Clustering and Mixture Modeling of Schooling Expectancy Trends in Papua Province: A Spatial Analysis Using the Mapping Toolbox

Authors

October 28, 2025

Downloads

Background: Persistent educational inequality in Papua Province, particularly in remote highland districts, is driven by limited infrastructure and accessibility. Although Schooling Expectancy (Harapan Lama Sekolah, HLS) is widely recognized as a forward-looking educational metric, existing studies rarely incorporate probabilistic modeling with spatial analysis to examine regional disparities.

ObjectiveThis study aimed to identify spatial and statistical patterns of schooling expectancy across 29 districts in Papua from 2010 to 2023 by combining probabilistic clustering with spatial visualization methods.

Methods: The analysis applied Gaussian Mixture Model (GMM) clustering, which was validated using the Silhouette Index and Davies–Bouldin Index (DBI), to group districts based on HLS trends. Fourteen candidate probability distributions were evaluated using Kolmogorov–Smirnov and Anderson–Darling tests. In addition, five model selection criteria (AIC, BIC, AICc, CAIC, HQC) were applied to refine the fit. Cluster-wise mixture model was constructed, and spatial interpretation was improved through MATLAB’s Mapping Toolbox as well as wind rose diagrams.

Results: During the process of the analysis, four statistically distinct clusters were identified. Cluster 3 (coastal districts) showed the highest and most stable HLS (12.1–14.0 years), while Cluster 4 (remote highlands) signified the lowest (2.4–5.6 years) with high dispersion. Right-skewed distributions (e.g., Weibull, Gamma) modeled high-performing districts, and heavy-tailed, left-skewed ones (e.g., Stable, Inverse Gaussian) modeled marginalized regions. Spatial visualization confirmed a clear coastal–highland divide in educational attainment.
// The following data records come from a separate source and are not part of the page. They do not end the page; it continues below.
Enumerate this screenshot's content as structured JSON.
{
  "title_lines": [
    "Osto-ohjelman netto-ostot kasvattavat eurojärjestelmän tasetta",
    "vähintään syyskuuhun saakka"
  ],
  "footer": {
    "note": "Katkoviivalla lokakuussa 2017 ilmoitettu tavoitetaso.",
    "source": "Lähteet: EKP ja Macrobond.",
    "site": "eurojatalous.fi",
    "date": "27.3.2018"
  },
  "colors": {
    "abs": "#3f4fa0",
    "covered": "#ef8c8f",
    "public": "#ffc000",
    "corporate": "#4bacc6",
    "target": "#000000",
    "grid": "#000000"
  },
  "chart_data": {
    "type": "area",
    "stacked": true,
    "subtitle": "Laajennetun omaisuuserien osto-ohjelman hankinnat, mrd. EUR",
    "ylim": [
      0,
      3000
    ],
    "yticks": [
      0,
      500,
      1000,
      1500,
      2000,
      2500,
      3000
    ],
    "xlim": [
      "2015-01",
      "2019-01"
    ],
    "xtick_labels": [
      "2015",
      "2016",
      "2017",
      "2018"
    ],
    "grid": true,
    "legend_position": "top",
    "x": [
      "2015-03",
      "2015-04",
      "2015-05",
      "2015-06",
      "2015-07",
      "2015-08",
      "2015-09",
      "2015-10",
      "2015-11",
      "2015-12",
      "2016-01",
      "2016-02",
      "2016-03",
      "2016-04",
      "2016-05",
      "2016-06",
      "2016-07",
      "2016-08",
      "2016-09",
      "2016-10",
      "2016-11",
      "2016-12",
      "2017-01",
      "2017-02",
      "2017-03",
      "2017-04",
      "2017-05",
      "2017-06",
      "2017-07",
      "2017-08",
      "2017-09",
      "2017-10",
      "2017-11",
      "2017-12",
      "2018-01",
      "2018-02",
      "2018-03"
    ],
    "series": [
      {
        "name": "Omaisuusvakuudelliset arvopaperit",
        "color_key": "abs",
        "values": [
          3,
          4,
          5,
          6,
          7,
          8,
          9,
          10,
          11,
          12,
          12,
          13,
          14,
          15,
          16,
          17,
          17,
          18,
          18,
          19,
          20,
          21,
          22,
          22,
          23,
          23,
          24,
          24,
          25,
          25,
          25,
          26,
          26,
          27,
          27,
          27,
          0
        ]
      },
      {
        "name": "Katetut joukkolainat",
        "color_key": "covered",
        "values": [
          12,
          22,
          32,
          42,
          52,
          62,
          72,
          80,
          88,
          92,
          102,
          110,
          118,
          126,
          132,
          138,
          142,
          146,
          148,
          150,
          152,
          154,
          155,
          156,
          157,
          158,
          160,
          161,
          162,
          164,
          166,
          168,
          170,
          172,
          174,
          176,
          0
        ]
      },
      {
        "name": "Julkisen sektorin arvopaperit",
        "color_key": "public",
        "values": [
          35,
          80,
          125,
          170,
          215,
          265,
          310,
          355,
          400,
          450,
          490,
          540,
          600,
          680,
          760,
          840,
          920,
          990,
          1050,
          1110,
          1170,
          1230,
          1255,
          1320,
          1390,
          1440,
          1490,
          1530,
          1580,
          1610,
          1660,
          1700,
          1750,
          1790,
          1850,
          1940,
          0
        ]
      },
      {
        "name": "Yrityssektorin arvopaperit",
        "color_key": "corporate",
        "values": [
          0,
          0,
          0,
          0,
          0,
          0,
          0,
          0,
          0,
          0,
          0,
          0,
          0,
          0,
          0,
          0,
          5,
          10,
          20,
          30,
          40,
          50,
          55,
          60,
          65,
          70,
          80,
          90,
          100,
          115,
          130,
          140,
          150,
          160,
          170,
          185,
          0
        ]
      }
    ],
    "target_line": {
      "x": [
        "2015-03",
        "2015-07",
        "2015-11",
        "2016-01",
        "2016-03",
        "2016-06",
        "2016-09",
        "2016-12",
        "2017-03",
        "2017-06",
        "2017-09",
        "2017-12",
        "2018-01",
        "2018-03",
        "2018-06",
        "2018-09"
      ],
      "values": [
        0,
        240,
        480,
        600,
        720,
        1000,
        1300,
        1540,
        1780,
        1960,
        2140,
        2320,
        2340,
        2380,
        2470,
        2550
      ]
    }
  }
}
Conclusion: The proposed incorporation of probabilistic modeling and spatial clustering offered a robust analytical tool for capturing intra-regional educational disparities. This framework provided empirical evidence to support geographically differentiated policy interventions in Papua and could be adapted to similar underserved regions in future studies.

Keywords: Schooling Expectancy, Gaussian Mixture Model, Probabilistic Modeling, Silhouette Index, Davies–Bouldin Index, Spatial Clustering, Education Inequality, Papua Province.